Dick Cheney et Donald Rumsfeld
Pour l’heure, le nouveau secrétaire à la Défense a du pain sur la planche. Pour mener à bien sa politique, il cherche à s’assurer les faveurs de Colin Powell. Les deux hommes se connaissent depuis le début des années 1980, lorsque Cheney était membre du Congrès et que Powell était commandant en Allemagne. Ils avaient ensuite beaucoup discuté lorsque Powell était conseiller à la sécurité nationale de Ronald Reagan, tandis que Cheney était un dirigeant de la minorité Républicaine de la Chambre des représentants. Cheney n’hésite donc pas à forcer la main du président George H.W. Bush pour que celui-ci le désigne au poste de chef d’état-major interarmes, après que l’amiral William Crowe eût annoncé son intention de prendre sa retraite. Une fois cette nomination entérinée, les deux hommes décident de se rencontrer quotidiennement, pour travailler ensemble aux défis qui les attendent. Car le 10 novembre 1989, la chute du mur de Berlin entraîne la disparition de l’adversaire le plus redouté de Washington, à savoir l’URSS. Une réévaluation de l’appareil militaire états-unien s’avère nécessaire, et tant Powell que Cheney sont décidés à limiter au maximum les restrictions du budget militaire que réclament les Démocrates.
« Coup tordu » au Panama
En décembre 1989, Cheney doit superviser l’opération « Juste Cause » au Panama. Fatigués des excès du général Manuel Noriega, les États-Unis souhaitent le remplacer. Noriega avait pourtant joué un rôle actif dans la région, afin de permettre à Washington de conserver le contrôle de sa chasse gardée. Dans les années 1979, cet ancien élève de l’École des Amériques devenu agent de la CIA, avait notamment « facilité les échanges d’armes et de drogues effectués par les Contras du Nicaragua, en fournissant sa protection militaire, des pilotes, (...) et des capacités bancaires très discrètes pour tout le monde » [1], à l’époque où les États-Unis luttaient contre la guérilla sandiniste sur place. Mais ses revendications deviennent de plus en plus insupportables pour la Maison-Blanche, qui souhaite se débarrasser de cet allié un peu encombrant à la veille de la restitution du canal de Panama, prévue le 1er janvier 1990. Washington décide donc d’une intervention en décembre 1989, en s’appuyant sur la synergie existante entre Dick Cheney et Colin Powell. Ce dernier voit là un formidable terrain pour appliquer sa doctrine militaire, héritée du désastre du Vietnam et aujourd’hui hâtivement résumée par le slogan « guerre zéro mort ». Cette doctrine consiste à s’assurer que l’envoi de troupes états-uniennes n’a lieu que si les objectifs sont précisément définis, que l’opinion publique est amenée à soutenir l’intervention et que la puissance militaire déployée est phénoménale.

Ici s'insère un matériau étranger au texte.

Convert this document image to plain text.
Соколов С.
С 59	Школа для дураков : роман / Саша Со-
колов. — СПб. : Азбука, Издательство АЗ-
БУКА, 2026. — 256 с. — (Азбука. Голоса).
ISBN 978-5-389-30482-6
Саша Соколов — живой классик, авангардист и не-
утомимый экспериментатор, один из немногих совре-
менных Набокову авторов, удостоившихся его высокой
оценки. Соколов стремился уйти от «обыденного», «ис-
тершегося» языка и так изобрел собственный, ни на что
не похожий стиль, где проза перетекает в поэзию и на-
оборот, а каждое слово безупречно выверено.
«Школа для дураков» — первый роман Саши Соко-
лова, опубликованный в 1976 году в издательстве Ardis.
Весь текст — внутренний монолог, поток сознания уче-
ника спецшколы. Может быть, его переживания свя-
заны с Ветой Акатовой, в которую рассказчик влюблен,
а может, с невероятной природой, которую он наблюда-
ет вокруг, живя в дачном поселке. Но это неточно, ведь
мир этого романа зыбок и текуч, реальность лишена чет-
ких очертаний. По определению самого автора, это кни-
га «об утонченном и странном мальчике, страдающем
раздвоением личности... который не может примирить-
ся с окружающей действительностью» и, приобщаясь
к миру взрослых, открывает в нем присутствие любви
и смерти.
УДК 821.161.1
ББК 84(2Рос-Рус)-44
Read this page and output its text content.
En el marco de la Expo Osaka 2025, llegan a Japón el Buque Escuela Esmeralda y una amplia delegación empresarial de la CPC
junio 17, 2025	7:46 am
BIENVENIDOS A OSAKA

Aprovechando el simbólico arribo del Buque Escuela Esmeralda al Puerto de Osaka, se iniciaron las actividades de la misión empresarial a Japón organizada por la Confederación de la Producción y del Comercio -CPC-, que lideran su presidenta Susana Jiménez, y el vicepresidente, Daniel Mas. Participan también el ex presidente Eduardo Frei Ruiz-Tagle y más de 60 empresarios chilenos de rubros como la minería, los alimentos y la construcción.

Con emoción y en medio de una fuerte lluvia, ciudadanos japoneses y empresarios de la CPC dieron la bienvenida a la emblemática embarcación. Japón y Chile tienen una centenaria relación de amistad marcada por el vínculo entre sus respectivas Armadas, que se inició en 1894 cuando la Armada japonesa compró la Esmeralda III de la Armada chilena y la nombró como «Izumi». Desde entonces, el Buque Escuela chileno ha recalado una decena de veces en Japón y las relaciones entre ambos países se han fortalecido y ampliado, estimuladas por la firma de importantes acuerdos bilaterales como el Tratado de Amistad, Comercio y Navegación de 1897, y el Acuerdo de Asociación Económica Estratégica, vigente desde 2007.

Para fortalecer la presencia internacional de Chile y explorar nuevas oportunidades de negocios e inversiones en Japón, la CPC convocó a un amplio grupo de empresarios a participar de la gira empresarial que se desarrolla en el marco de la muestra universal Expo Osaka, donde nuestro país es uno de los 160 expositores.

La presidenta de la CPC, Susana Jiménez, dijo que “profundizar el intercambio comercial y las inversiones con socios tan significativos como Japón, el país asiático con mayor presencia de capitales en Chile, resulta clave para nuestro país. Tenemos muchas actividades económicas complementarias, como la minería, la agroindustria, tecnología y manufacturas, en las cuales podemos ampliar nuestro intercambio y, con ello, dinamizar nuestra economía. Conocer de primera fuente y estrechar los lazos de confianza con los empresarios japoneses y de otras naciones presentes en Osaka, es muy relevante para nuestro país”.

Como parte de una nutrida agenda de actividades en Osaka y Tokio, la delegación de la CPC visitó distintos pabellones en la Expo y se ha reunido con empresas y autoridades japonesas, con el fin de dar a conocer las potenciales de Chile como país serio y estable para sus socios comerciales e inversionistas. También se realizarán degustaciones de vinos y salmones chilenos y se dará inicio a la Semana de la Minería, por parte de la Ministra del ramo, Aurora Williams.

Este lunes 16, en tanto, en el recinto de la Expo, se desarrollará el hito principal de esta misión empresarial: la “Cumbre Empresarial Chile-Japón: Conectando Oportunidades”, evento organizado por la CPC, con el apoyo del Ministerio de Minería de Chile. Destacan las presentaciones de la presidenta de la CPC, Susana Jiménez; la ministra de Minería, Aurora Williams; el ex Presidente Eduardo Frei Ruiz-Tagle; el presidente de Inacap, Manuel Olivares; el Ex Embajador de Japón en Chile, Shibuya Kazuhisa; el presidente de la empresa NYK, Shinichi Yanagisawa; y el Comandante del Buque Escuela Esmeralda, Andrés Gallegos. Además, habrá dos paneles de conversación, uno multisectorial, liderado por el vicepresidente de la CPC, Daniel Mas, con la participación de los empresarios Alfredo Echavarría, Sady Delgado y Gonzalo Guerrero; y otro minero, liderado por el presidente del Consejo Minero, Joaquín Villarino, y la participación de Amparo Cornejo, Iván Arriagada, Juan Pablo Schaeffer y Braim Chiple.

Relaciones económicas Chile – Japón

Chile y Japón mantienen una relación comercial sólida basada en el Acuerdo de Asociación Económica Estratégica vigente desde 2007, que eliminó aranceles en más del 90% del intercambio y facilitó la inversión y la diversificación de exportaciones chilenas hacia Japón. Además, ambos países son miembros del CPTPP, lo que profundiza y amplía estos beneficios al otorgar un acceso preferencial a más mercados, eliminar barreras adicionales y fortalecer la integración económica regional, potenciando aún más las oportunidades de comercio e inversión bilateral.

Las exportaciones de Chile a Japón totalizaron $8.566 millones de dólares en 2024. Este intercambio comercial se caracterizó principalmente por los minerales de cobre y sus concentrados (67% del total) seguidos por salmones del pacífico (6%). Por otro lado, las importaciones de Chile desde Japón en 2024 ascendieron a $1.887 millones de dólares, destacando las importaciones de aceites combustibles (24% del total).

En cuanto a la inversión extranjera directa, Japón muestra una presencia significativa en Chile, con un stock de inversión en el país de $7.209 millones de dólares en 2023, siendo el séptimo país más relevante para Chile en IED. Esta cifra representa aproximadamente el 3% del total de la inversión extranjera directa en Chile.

L’opération est effectivement un succès. Le débarquement massif de Marines sur place, avec pour seule consigne de « sauver leur peau », aboutit au massacre de plusieurs milliers de Panaméens, dont de nombreux civils. Manuel Noriega est arrêté et transféré à Miami, où il sera condamné à purger une peine de prison de quarante ans pour trafic de drogue. Dans le même temps, les États-Unis installent un gouvernement fantoche à Panama dont ils confient la direction à Guillermo Endara, lui-même lié au crime organisé et notamment aux barons de la drogue. D’après le Los Angeles Times, ce remaniement à la tête du cartel, orchestré depuis la Maison-Blanche, aura pour principale conséquence de démultiplier le nombre de laboratoires de fabrication de cocaïne au cours des années qui suivent. Dans le même temps, Powell y voit, d’un point de vue militaire, une confirmation du bien-fondé de ses conceptions stratégiques. D’autant que l’opération, qui relève pourtant du plus classique des « coups tordus » et n’a pas fait l’économie des vies humaines panaméennes, n’a pas suscité d’opposition notable au sein de l’opinion publique états-unienne. Dick Cheney peut mesurer là toute la force de la propagande. Une arme à laquelle il aura souvent recours par la suite.
Le laboratoire irakien
Le secrétaire à la Défense participe à la construction de la menace irakienne, avec l’aide de son assistant, le spécialiste en menaces imaginaires, Paul Wolfowitz. La stratégie élaborée par les deux hommes est simple : il s’agit d’inciter Saddam Hussein à envahir le Koweït, d’accréditer l’idée que le dictateur menace l’Arabie saoudite, afin de déployer des troupes états-uniennes dans la région du Golfe. Le plan fonctionne parfaitement : les compagnies pétrolières koweïtiennes commencent, à la mi-1990, à extraire du pétrole dans des gisements situés de l’autre côté de la frontière, en territoire irakien, tout en augmentant leur production, ce qui fait chuter les cours. Non seulement l’émir reste sourd aux protestations de Bagdad, puis aux menaces de Saddam Hussein, mais il réclame le remboursement immédiat des facilités accordées à l’Irak pour combattre pendant dix ans l’Iran. Cependant le dictateur irakien n’est pas inconscient : s’il est tenté de profiter de cette provocation pour réintégrer manu militari l’ancienne province irakienne au sein de l’Irak, il sait qu’il ne peut pas agir sans la bénédiction de Washington. Le 25 juillet 1990, il convoque donc l’ambassadrice états-unienne à Bagdad, April Glaspie, pour évoquer avec elle ce différend avec le Koweït.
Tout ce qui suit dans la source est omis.